Self- disclosure = the revealing of personal information about oneself to another

The concept believes we reveal more personal information to people we like and in turn we like people who reveal more personal information about themselves to us. Self-disclosure generally happens only when sufficient trust has been established so that individuals are relatively certain such information will not be revealed to others as a source of embarrassment.

Altman & Taylor (1973) believe relationships develop through gradual increases in the breadth and depth of self-disclosed information between individuals. They see dis-closure of personal information by others as rewarding, as it signals their liking of us and their desire to be more intimate with us. This fits in with the idea of social exchange, where individuals are more attracted to those who provide them with rewarding outcomes.

Ajzen (1977) sees self-disclosure more as a product of information processing, where liking someone comes from having positive perceptions of a person. Therefore people who self-disclose personal information to us are seen favourably as likeable, trustworthy and kind.

However, self-disclosure is not always seen as rewarding or as leading to having positive perceptions of those doing the disclosing and a number of factors have been identified that influence the relationships between disclosure and attraction.

  1. Appropriateness of the disclosure – sometimes disclosing personal information is inappropriate, for example doing so on a first date may be viewed as ‘over the top’, indicating a person is maladjusted and lacking in social skills. Social norms (expected ways of behavior) seem to exist as to what information is okay to reveal and in what situations / at which times. More attractive people will be sensitive to these norms.
  2. Attributions for the disclosure – the reasons we believe a person is self-disclosing to us are important. Less attraction occurs if an individual is seen as the kind of person who discloses personal information to everyone, or is someone self-disclosing because the situation is seen as lending itself to self-disclosure. However, more attraction occurs if we believe an individual sees us as someone they especially want to disclose intimate information to.
  3. Gender differences – women generally are seen as better communicators of and more interested in intimate information, therefore intimate self-disclosures by males may be seen as less appropriate than those by females. Alternatively, self-disclosure by a male may be seen as very rewarding by a female, as it indicates he especially wants to disclose personal information to her. Males, meanwhile, may not be used to and thus feel threatened by females self-disclosing intimate details to them.
  4. Content of the disclosure – although generally intimate disclosures are seen favourably, disclosure of highly intimate information may be seen as inappropriate and as violating social norms, especially if a relationship is in its early stages. This could decrease attraction, as the recipient of the information may feel threatened and unsure of how to respond. Therefore attraction is generally weaker when self-disclosure is of low intimacy or high intimacy and stronger when self-disclosure is of moderate intimacy.


Altman & Taylor (1973) reported that disclosing personal information in the initial stages of a relationship, such as at first encounter, was inappropriate and did not enhance attraction, as it suggested the disclosing person was maladjusted and less likeable.  This was supported by Derlega & Grzelak (1979), who found that individuals who violated social rules by revealing over-intimate personal information were viewed unfavorably. 
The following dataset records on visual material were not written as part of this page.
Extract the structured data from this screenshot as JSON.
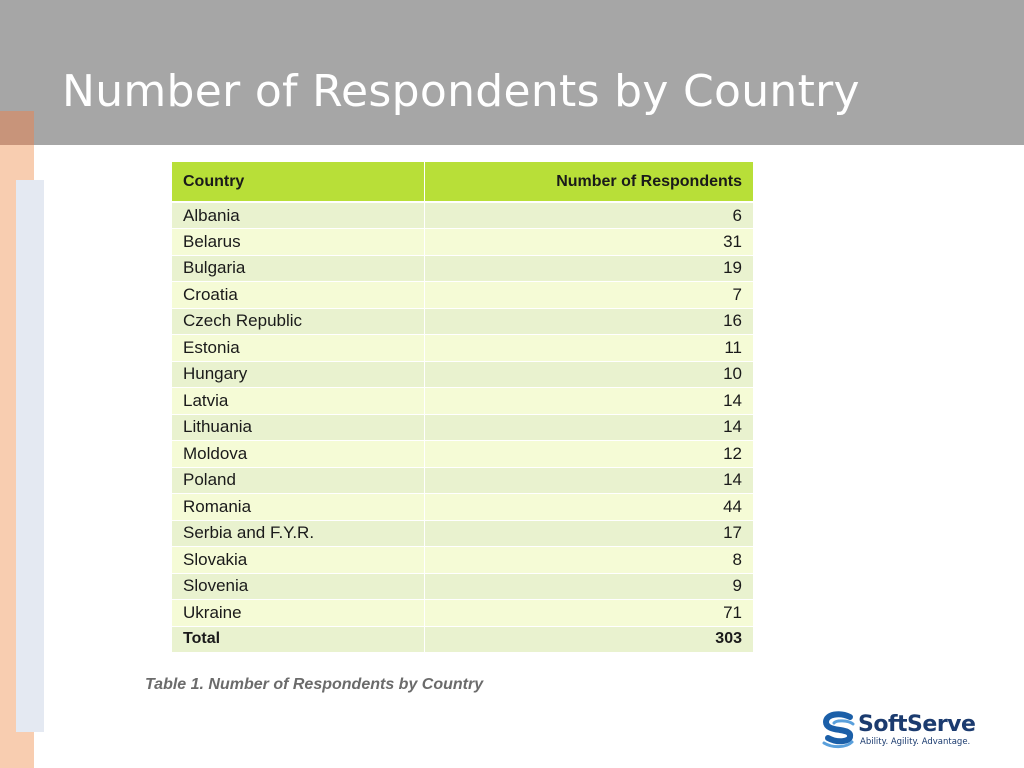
{
  "slide": {
    "title": "Number of Respondents by Country"
  },
  "table": {
    "headers": {
      "country": "Country",
      "respondents": "Number of Respondents"
    },
    "rows": [
      {
        "country": "Albania",
        "value": "6"
      },
      {
        "country": "Belarus",
        "value": "31"
      },
      {
        "country": "Bulgaria",
        "value": "19"
      },
      {
        "country": "Croatia",
        "value": "7"
      },
      {
        "country": "Czech Republic",
        "value": "16"
      },
      {
        "country": "Estonia",
        "value": "11"
      },
      {
        "country": "Hungary",
        "value": "10"
      },
      {
        "country": "Latvia",
        "value": "14"
      },
      {
        "country": "Lithuania",
        "value": "14"
      },
      {
        "country": "Moldova",
        "value": "12"
      },
      {
        "country": "Poland",
        "value": "14"
      },
      {
        "country": "Romania",
        "value": "44"
      },
      {
        "country": "Serbia and F.Y.R.",
        "value": "17"
      },
      {
        "country": "Slovakia",
        "value": "8"
      },
      {
        "country": "Slovenia",
        "value": "9"
      },
      {
        "country": "Ukraine",
        "value": "71"
      }
    ],
    "total": {
      "label": "Total",
      "value": "303"
    },
    "caption": "Table 1. Number of Respondents by Country"
  },
  "logo": {
    "name": "SoftServe",
    "tagline": "Ability. Agility. Advantage."
  },
  "colors": {
    "title_bar": "#a6a6a6",
    "header_green": "#b8df38",
    "row_light_a": "#e9f2cf",
    "row_light_b": "#f5fbd6",
    "accent_peach": "#f8cdb0",
    "logo_blue": "#1b3b6f"
  }
}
Kleinke (1979) found that individuals who were perceived as being selective about who they disclosed personal information to were seen as more attractive, as the recipients of the information felt specially chosen, supporting the idea that attribution for disclosure is an important factor in self disclosure. This was supported by Wortman et al (1976), who reported that when individuals believed they had been specially selected for intimate disclosure, they felt trusted and admired and thus rated the person disclosing favorably.
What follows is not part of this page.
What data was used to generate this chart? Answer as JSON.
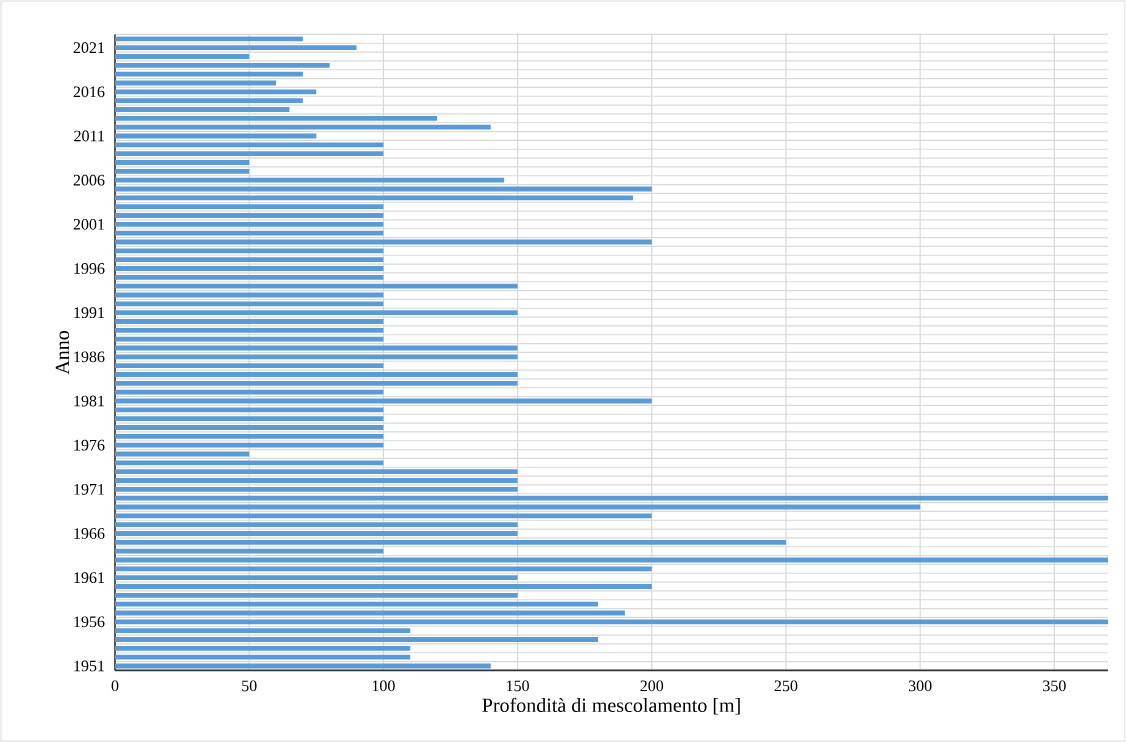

Collins & Miller (1994) performed a meta- analysis to find that individuals who gave intimate self-disclosure are more attractive than those who give less intimate self-disclosures and that people disclose more to those they are attracted to. Individuals also had increased attraction to those they self-disclosed to, supporting the importance of self-disclosure as a factor affecting attraction. 


  • Much of the research into self-disclosure does not distinguish between friendship/ companionship and romantic relationships, making it difficult to assess the role of self-disclosure solely in romantic relationships. Also research that does focus on romantic relationships often does not distinguish between different types, for example relationships that are high in passion, high in intimacy, high in commitment, etc. It may be that self-disclosure makes people more attractive mainly in relationships higher in intimacy.
  • It is unlikely that attractiveness of a potential partner would be reliant purely on the level/ type of self-disclosure that an individual makes. More likely is that self-disclosure would interact with other considerations, such as level of physical attractiveness, similarity of interests/ attitudes etc.
  • An important factor in whether self-disclosure increases the attractiveness of potential partners is that of personality. Individuals who self-disclosure intimate information about what is seen as their normal level of disclosure may be viewed as attractive, as it would be more rewarding to the recipient, who would view themselves as having been especially selected to receive such information. The personality of recipients may be important too; different individuals would have different needs for levels of intimacy in relationships and this would affect how attractive they would find intimate self-disclosures.